2. British Columbians must share handsomely in the profits from this Alberta oil in the form of a "transmission royalty." In electricity transmission, these are called "wheeling" fees or money paid to jurisdictions for the inconvenience, disruption and potential dangers inherent in running powers lines through their territory.
3. The First Nations' situation is a mess in B.C., thanks to the provincial and federal governments. This won't be cleaned up for decades, so generous First Nations' royalties, equivalent to similar settlements, should be placed in trust for eventual distribution to valid claimants. In addition, First Nations should have the right of first refusal on all jobs and supplier contracts involving these schemes.
4. The Canadian coast guard must supervise all foreign ships picking up or delivering oil in Canadian waters or ports and foreign boats must meet strict safety and integrity standards. The specter of crews from developing nations in rusty boats taking huge amounts of oil along British Columbia's coast and channel is frightening and unacceptable. The costs of supervision and inspection must be paid for by the sellers/buyers of the oil. This would consist of full-time inspector-captains to make sure everything, and everyone, is ship-shape. This is simply a prudent requirement that will, hopefully, insure that there will never be a Valdez event.

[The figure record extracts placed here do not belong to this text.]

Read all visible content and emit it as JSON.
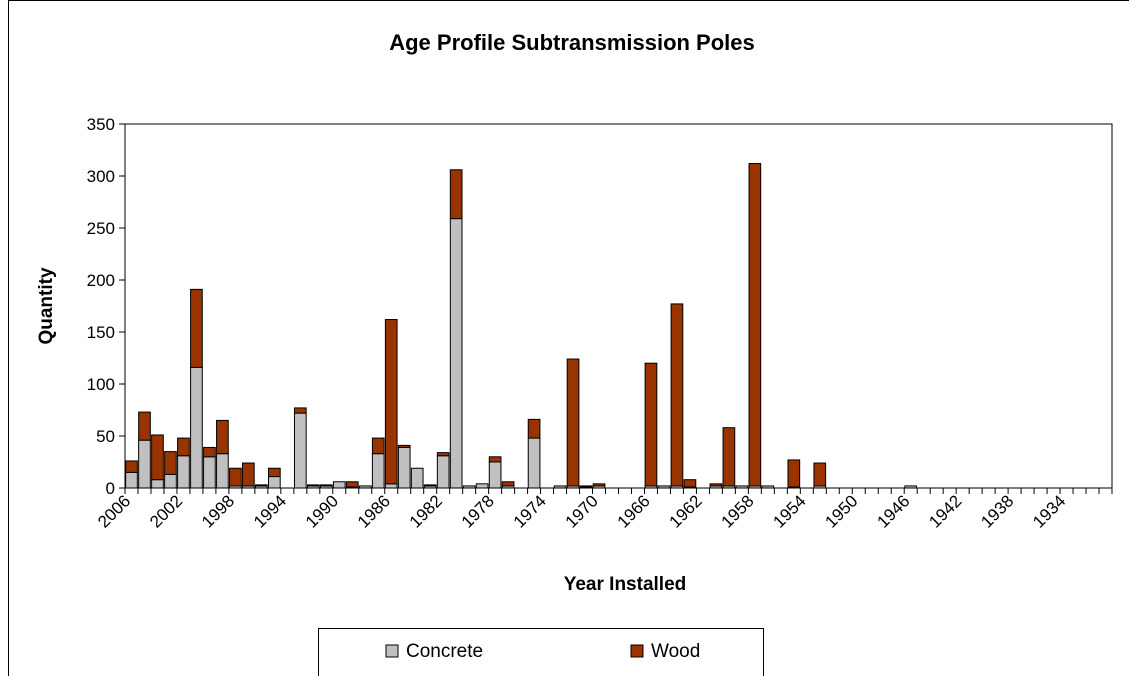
{
  "chart_data": {
    "type": "stacked_bar",
    "title": "Age Profile Subtransmission Poles",
    "x_label": "Year Installed",
    "y_label": "Quantity",
    "categories": [
      "2006",
      null,
      null,
      null,
      "2002",
      null,
      null,
      null,
      "1998",
      null,
      null,
      null,
      "1994",
      null,
      null,
      null,
      "1990",
      null,
      null,
      null,
      "1986",
      null,
      null,
      null,
      "1982",
      null,
      null,
      null,
      "1978",
      null,
      null,
      null,
      "1974",
      null,
      null,
      null,
      "1970",
      null,
      null,
      null,
      "1966",
      null,
      null,
      null,
      "1962",
      null,
      null,
      null,
      "1958",
      null,
      null,
      null,
      "1954",
      null,
      null,
      null,
      "1950",
      null,
      null,
      null,
      "1946",
      null,
      null,
      null,
      "1942",
      null,
      null,
      null,
      "1938",
      null,
      null,
      null,
      "1934",
      null,
      null,
      null
    ],
    "series": [
      {
        "name": "Concrete",
        "color": "#c0c0c0",
        "values": [
          15,
          46,
          8,
          13,
          31,
          116,
          30,
          33,
          2,
          2,
          2,
          11,
          0,
          72,
          2,
          2,
          6,
          1,
          2,
          33,
          4,
          39,
          19,
          2,
          31,
          259,
          2,
          4,
          25,
          2,
          0,
          48,
          0,
          2,
          2,
          1,
          2,
          0,
          0,
          0,
          2,
          2,
          2,
          1,
          0,
          2,
          2,
          2,
          2,
          2,
          0,
          1,
          0,
          2,
          0,
          0,
          0,
          0,
          0,
          0,
          2,
          0,
          0,
          0,
          0,
          0,
          0,
          0,
          0,
          0,
          0,
          0,
          0,
          0,
          0,
          0
        ]
      },
      {
        "name": "Wood",
        "color": "#993300",
        "values": [
          11,
          27,
          43,
          22,
          17,
          75,
          9,
          32,
          17,
          22,
          1,
          8,
          0,
          5,
          1,
          1,
          0,
          5,
          0,
          15,
          158,
          2,
          0,
          1,
          3,
          47,
          0,
          0,
          5,
          4,
          0,
          18,
          0,
          0,
          122,
          1,
          2,
          0,
          0,
          0,
          118,
          0,
          175,
          7,
          0,
          2,
          56,
          0,
          310,
          0,
          0,
          26,
          0,
          22,
          0,
          0,
          0,
          0,
          0,
          0,
          0,
          0,
          0,
          0,
          0,
          0,
          0,
          0,
          0,
          0,
          0,
          0,
          0,
          0,
          0,
          0
        ]
      }
    ],
    "ylim": [
      0,
      350
    ],
    "yticks": [
      0,
      50,
      100,
      150,
      200,
      250,
      300,
      350
    ],
    "legend": "bottom"
  }
}
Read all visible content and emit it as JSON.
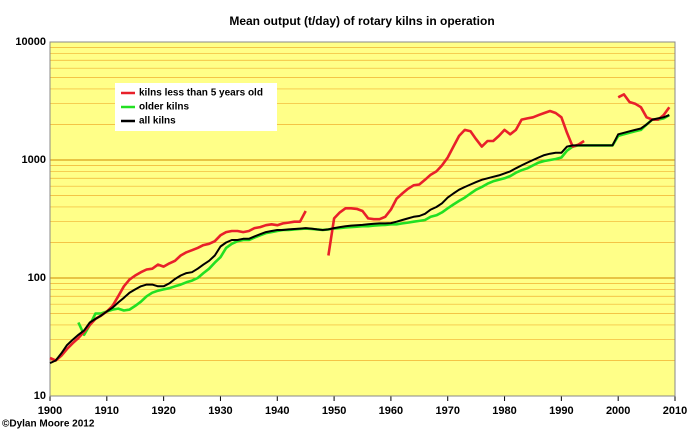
{
  "chart_data": {
    "type": "line",
    "title": "Mean output (t/day) of rotary kilns in operation",
    "footer": "©Dylan Moore 2012",
    "log_y": true,
    "grid": true,
    "legend": "top-left",
    "xlim": [
      1900,
      2010
    ],
    "xticks": [
      1900,
      1910,
      1920,
      1930,
      1940,
      1950,
      1960,
      1970,
      1980,
      1990,
      2000,
      2010
    ],
    "ylim": [
      10,
      10000
    ],
    "yticks": [
      10,
      100,
      1000,
      10000
    ],
    "x": [
      1900,
      1901,
      1902,
      1903,
      1904,
      1905,
      1906,
      1907,
      1908,
      1909,
      1910,
      1911,
      1912,
      1913,
      1914,
      1915,
      1916,
      1917,
      1918,
      1919,
      1920,
      1921,
      1922,
      1923,
      1924,
      1925,
      1926,
      1927,
      1928,
      1929,
      1930,
      1931,
      1932,
      1933,
      1934,
      1935,
      1936,
      1937,
      1938,
      1939,
      1940,
      1941,
      1942,
      1943,
      1944,
      1945,
      1946,
      1947,
      1948,
      1949,
      1950,
      1951,
      1952,
      1953,
      1954,
      1955,
      1956,
      1957,
      1958,
      1959,
      1960,
      1961,
      1962,
      1963,
      1964,
      1965,
      1966,
      1967,
      1968,
      1969,
      1970,
      1971,
      1972,
      1973,
      1974,
      1975,
      1976,
      1977,
      1978,
      1979,
      1980,
      1981,
      1982,
      1983,
      1984,
      1985,
      1986,
      1987,
      1988,
      1989,
      1990,
      1991,
      1992,
      1993,
      1994,
      1995,
      1996,
      1997,
      1998,
      1999,
      2000,
      2001,
      2002,
      2003,
      2004,
      2005,
      2006,
      2007,
      2008,
      2009
    ],
    "series": [
      {
        "name": "kilns less than 5 years old",
        "color": "#e8202a",
        "values": [
          21,
          20,
          22,
          25,
          28,
          31,
          35,
          40,
          45,
          48,
          52,
          58,
          70,
          85,
          97,
          105,
          112,
          118,
          120,
          130,
          125,
          133,
          140,
          155,
          165,
          172,
          180,
          190,
          195,
          205,
          230,
          245,
          250,
          250,
          245,
          250,
          265,
          270,
          280,
          285,
          280,
          290,
          295,
          300,
          300,
          370,
          null,
          null,
          null,
          155,
          320,
          360,
          390,
          390,
          385,
          370,
          320,
          315,
          315,
          330,
          380,
          470,
          520,
          570,
          610,
          620,
          680,
          750,
          800,
          900,
          1050,
          1300,
          1600,
          1800,
          1750,
          1500,
          1300,
          1450,
          1450,
          1600,
          1800,
          1650,
          1800,
          2200,
          2250,
          2300,
          2400,
          2500,
          2600,
          2500,
          2300,
          1700,
          1300,
          1350,
          1450,
          null,
          null,
          null,
          null,
          null,
          3400,
          3600,
          3100,
          3000,
          2800,
          2300,
          2200,
          2200,
          2400,
          2800
        ]
      },
      {
        "name": "older kilns",
        "color": "#22e022",
        "values": [
          null,
          null,
          null,
          null,
          null,
          42,
          33,
          40,
          50,
          50,
          52,
          54,
          55,
          53,
          54,
          58,
          63,
          70,
          75,
          78,
          80,
          82,
          85,
          88,
          92,
          95,
          100,
          110,
          120,
          135,
          150,
          180,
          195,
          205,
          210,
          210,
          220,
          230,
          240,
          245,
          250,
          255,
          255,
          258,
          260,
          262,
          260,
          258,
          255,
          258,
          262,
          265,
          268,
          270,
          272,
          275,
          275,
          278,
          280,
          282,
          285,
          285,
          290,
          295,
          300,
          305,
          310,
          330,
          340,
          360,
          390,
          420,
          450,
          480,
          520,
          560,
          590,
          630,
          660,
          680,
          700,
          730,
          780,
          820,
          850,
          900,
          950,
          980,
          1000,
          1020,
          1050,
          1200,
          1300,
          1330,
          1330,
          1330,
          1330,
          1330,
          1330,
          1330,
          1600,
          1650,
          1700,
          1750,
          1800,
          2000,
          2200,
          2200,
          2250,
          2400
        ]
      },
      {
        "name": "all kilns",
        "color": "#000000",
        "values": [
          19,
          20,
          23,
          27,
          30,
          33,
          36,
          42,
          45,
          48,
          52,
          56,
          62,
          68,
          75,
          80,
          85,
          88,
          88,
          85,
          85,
          90,
          98,
          105,
          110,
          112,
          120,
          130,
          140,
          155,
          185,
          200,
          210,
          210,
          215,
          215,
          225,
          235,
          245,
          250,
          255,
          255,
          258,
          260,
          262,
          265,
          262,
          258,
          255,
          258,
          265,
          270,
          275,
          278,
          280,
          282,
          285,
          288,
          290,
          290,
          292,
          300,
          310,
          320,
          330,
          335,
          350,
          380,
          400,
          430,
          480,
          520,
          560,
          590,
          620,
          650,
          680,
          700,
          720,
          740,
          770,
          800,
          850,
          900,
          950,
          1000,
          1050,
          1100,
          1130,
          1150,
          1150,
          1300,
          1330,
          1330,
          1330,
          1330,
          1330,
          1330,
          1330,
          1330,
          1650,
          1700,
          1750,
          1800,
          1850,
          2000,
          2200,
          2250,
          2300,
          2400
        ]
      }
    ]
  }
}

5. The oil port operations must also be supervised, at customer expense not taxpayer expense, to prevent dockside or loading spills like the one in China two years ago that released huge amounts of oil in a large port.
6. Railway transport of oil sands to the coast must be optimized too with the same constraints: Government, onboard inspectors must be there at all times to eliminate risk-taking, incompetence or unsafe practices. Rail port and shipping must be Canadian owned, operated and strictly regulated by government officials at customer expense.
Making British Columbians partners with Albertans in the oil sands will prevent interest groups or political aspirants from holding projects hostage. It's also the correct way to proceed. But now there is no guarantee of success.
The oil sector may take a hard line and not share their profits. So may Alberta. The feds may try to force the project. This will simply help the New Democrats win the B.C. election and turn the issue into political theatre that will last for years.
Unless the two provinces get their acts together, the best bet is to push oil sands production by rail and through existing pipelines to the U.S. Then in the fall, the U.S. election will be held and either way, the Keystone XL pipeline will be approved along an altered route. President Obama only postponed it because of politics. Two years before, he approved a bigger oil sands line than Keystone to the U.S. Midwest.
But the pipeline through British Columbia won't happen until there is a dramatic shift in attitude. Albertans must show respect and pay royalties to the people of British Columbia in return for the environmental risk and access they are being asked to give.
The days when decisions about building infrastructure of strategic importance could be left up to the private sector, or imposed by a government, are long gone in democracies like this one.